Мне хотелось бы начать наше собрание со слов признательности всем, кто сегодня собрался в Смоленском государственном университете на Словесно-исторические научные чтения, приуроченные к 90-летию со дня рождения моей матери Татьяны Николаевны Щипковой. Благодарю студентов, профессорско-преподавательскую корпорацию университета, ректора университета Михаила Николаевича Артёменкова. Сердечно благодарю владыку митрополита Смоленского и Дорогобужского Исидора за молитвенную память и литию, которую он совершил перед началом Чтений возле мемориальной доски Татьяне Щипковой, которая установлена на фасаде главного здания университета.
Научные чтения, которые мы сегодня проводим, посвящены её 90-летию. Сегодня будут звучать самые разные доклады. Преимущество нашего мероприятия заключается в том, что мы пригласили одновременно и филологов, и историков, что нашло отражение в названии наших Чтений: "Гуманитарные науки и отечественное образование. История, преемственность и ценности".

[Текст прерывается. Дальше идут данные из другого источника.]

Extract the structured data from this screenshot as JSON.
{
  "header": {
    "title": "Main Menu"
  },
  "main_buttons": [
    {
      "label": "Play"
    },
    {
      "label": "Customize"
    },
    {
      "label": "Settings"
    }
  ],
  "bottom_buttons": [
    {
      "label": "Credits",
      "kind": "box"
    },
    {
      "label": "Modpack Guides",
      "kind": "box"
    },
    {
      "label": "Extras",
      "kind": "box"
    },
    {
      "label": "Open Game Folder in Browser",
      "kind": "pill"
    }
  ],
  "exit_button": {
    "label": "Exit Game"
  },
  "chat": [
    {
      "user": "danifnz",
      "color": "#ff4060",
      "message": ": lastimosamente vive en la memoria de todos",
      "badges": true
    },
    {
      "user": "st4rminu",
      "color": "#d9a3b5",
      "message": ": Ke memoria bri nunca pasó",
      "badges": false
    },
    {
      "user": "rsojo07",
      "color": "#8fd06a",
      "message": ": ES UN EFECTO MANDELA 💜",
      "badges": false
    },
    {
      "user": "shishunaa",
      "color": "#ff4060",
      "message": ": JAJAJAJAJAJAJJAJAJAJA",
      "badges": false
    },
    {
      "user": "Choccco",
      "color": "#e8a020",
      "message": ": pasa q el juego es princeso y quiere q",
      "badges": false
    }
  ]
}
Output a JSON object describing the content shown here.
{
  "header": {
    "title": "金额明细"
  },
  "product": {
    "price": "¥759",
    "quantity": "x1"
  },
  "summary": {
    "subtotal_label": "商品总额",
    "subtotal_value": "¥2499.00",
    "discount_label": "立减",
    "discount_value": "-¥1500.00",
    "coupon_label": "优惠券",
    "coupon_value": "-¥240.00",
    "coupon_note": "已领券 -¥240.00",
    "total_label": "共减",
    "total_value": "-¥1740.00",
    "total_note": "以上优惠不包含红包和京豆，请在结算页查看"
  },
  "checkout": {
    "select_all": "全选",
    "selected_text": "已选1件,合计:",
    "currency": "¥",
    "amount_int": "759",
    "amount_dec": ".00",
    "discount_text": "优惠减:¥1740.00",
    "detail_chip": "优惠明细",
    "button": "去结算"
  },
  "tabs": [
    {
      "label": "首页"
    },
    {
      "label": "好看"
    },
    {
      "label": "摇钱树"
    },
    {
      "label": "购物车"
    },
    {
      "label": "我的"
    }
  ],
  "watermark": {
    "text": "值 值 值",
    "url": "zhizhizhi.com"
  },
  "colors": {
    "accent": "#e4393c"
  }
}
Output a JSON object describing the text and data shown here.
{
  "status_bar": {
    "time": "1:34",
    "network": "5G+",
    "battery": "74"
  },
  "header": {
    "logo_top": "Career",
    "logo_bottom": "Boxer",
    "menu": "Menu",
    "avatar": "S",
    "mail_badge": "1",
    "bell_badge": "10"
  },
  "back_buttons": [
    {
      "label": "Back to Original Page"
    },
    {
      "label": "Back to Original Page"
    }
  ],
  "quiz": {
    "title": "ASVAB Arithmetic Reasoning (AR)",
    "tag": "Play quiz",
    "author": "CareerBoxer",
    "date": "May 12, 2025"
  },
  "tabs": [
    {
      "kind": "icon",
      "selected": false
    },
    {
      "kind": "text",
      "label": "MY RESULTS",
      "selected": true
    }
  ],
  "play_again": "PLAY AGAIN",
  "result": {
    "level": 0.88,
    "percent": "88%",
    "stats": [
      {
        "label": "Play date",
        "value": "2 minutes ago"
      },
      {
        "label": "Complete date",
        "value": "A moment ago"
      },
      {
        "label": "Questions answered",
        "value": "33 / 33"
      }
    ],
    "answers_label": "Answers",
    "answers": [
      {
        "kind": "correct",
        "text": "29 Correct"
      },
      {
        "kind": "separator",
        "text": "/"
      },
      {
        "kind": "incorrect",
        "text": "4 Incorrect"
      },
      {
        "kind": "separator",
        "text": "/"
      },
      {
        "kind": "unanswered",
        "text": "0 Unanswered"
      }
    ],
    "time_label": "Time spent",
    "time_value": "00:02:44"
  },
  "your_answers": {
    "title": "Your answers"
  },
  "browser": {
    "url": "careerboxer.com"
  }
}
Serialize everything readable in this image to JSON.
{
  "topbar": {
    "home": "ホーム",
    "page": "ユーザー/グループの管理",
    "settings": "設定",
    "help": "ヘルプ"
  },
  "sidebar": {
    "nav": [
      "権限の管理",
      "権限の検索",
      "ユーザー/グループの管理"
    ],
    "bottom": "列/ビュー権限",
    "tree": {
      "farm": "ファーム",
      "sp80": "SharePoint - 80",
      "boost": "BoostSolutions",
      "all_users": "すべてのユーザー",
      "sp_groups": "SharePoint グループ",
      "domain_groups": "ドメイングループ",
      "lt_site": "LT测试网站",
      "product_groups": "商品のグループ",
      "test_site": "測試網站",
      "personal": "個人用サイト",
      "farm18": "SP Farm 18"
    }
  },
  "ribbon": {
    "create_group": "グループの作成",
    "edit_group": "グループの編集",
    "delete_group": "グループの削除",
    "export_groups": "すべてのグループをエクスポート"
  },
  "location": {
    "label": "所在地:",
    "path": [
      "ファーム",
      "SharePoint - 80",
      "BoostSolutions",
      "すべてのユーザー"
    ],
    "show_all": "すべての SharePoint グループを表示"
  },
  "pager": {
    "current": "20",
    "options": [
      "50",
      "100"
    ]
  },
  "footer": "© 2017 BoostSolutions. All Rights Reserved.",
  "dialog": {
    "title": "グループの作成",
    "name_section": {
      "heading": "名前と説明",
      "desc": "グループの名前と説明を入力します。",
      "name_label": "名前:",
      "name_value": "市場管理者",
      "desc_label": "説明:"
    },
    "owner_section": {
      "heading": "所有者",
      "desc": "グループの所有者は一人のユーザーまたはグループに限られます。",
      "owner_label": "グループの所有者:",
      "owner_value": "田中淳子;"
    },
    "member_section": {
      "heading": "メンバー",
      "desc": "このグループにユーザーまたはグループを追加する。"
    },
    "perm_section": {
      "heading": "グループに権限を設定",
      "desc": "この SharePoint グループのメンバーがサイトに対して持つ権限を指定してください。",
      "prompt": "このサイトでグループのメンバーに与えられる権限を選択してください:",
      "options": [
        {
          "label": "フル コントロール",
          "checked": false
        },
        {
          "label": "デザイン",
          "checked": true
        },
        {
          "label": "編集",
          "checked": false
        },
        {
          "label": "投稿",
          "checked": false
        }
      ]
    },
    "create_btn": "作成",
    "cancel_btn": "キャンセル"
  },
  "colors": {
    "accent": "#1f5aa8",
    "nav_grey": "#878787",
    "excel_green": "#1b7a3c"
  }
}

История это наше прошлое, образование наше будущее. Без истории и образования мы не можем говорить о российском суверенитете теме, которой уделяют много внимания как политики, так и учёные. Когда мы говорим о суверенитете России, мы должны понимать, что одна из главных её составляющих гуманитарная сфера. Гуманитарное образование сейчас находится в переломном моменте и нуждается в нашем внимании. Поэтому мы решили дать нашей конференции именно такое название.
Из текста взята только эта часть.